The code that is actually used in glm.fit and lm.fit, called through
the Fortran subroutine dqrls, is a modified version of the Linpack
dqrdc subroutine.

However, I do not know if using LAPACK in glm.fit instead of LINPACK would be 
faster and/or more memory efficient.

The big thing that could be gained is the use of level-3 BLAS.  The
current code uses only level-1 BLAS.  Accelerated BLAS can take
advantage of level 3 calls relative to level-1.


How would I change to level-3 ? Would I need to rebuild R with some flags? I imagine some comparative benchmarks.

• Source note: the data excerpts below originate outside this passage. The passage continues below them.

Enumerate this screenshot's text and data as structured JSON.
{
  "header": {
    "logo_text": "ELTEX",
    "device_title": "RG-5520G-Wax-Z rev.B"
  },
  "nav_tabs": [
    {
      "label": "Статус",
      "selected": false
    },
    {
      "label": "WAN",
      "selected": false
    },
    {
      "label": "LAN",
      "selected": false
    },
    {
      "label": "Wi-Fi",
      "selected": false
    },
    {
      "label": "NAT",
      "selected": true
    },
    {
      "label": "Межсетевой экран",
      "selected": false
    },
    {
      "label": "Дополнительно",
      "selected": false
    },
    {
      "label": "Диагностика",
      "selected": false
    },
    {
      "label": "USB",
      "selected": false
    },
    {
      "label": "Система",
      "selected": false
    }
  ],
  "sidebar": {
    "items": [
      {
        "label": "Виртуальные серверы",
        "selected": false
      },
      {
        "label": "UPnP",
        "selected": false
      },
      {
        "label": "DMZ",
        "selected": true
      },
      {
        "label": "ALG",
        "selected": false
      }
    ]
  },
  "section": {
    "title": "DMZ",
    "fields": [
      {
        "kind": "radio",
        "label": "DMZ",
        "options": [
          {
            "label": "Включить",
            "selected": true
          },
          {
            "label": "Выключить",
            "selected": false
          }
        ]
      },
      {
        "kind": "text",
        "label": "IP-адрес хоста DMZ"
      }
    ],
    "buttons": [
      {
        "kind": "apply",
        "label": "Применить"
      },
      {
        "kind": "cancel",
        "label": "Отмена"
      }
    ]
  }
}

Even so, I doubt that the QR decomposition is the big time sink in
glm.fit.  Why not profile a representative fit and check?  I did
profile the glm.fit code a couple of years ago and discovered that a
lot of time was being spent evaluating the various family functions
like the inverse link and the variance function and that was because
of calls to pmin and pmax.

What kind of profiling software should I use? Is the the Rprof in R able to report which part of glm.fit is the bottleneck?

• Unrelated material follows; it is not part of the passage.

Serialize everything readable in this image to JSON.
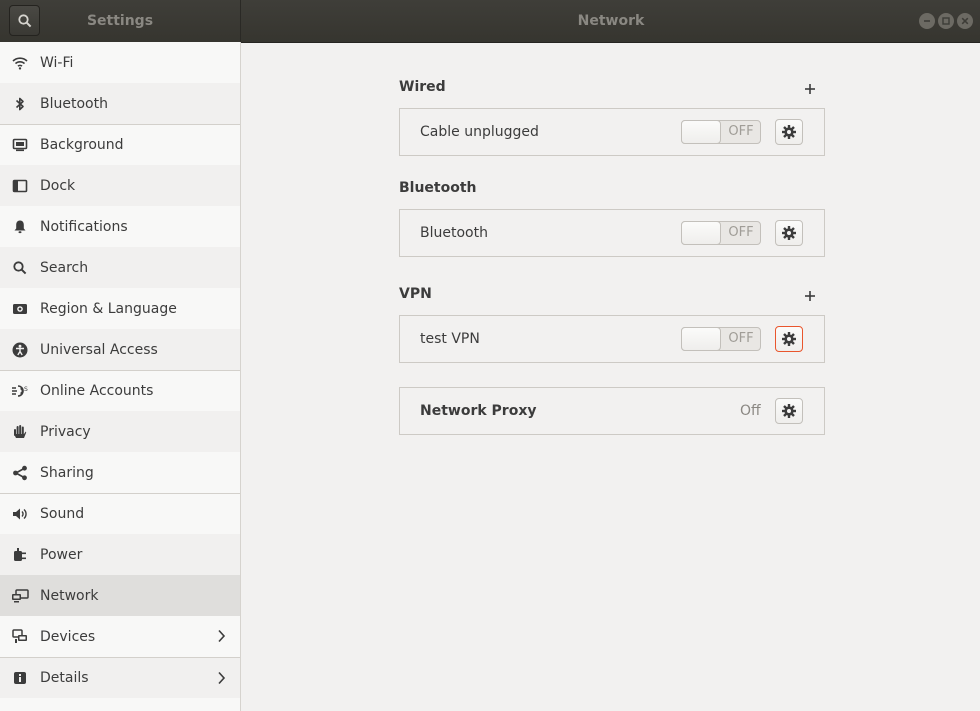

Before trying to change very tricky Fortran code you owe it to
yourself to check that the potential gains would be.

Thanks for the suggestions.


----- Original Message -----
From: Ted <tchi...@sickkids.ca>
Date: Thursday, October 22, 2009 10:53 am
Subject: Re: [R] glm.fit to use LAPACK instead of LINPACK
To: "r-help@R-project.org" <r-help@r-project.org>


Hi,

I understand that the glm.fit calls LINPACK fortran routines instead of
LAPACK because it can handle the 'rank deficiency problem'.  If my data
matrix is not rank deficient, would a glm.fit function which runs on
LAPACK be faster?  Would this be worthwhile to convert glm.fit to use
LAPACK?  Has anyone done this already??  What is the best way to do this?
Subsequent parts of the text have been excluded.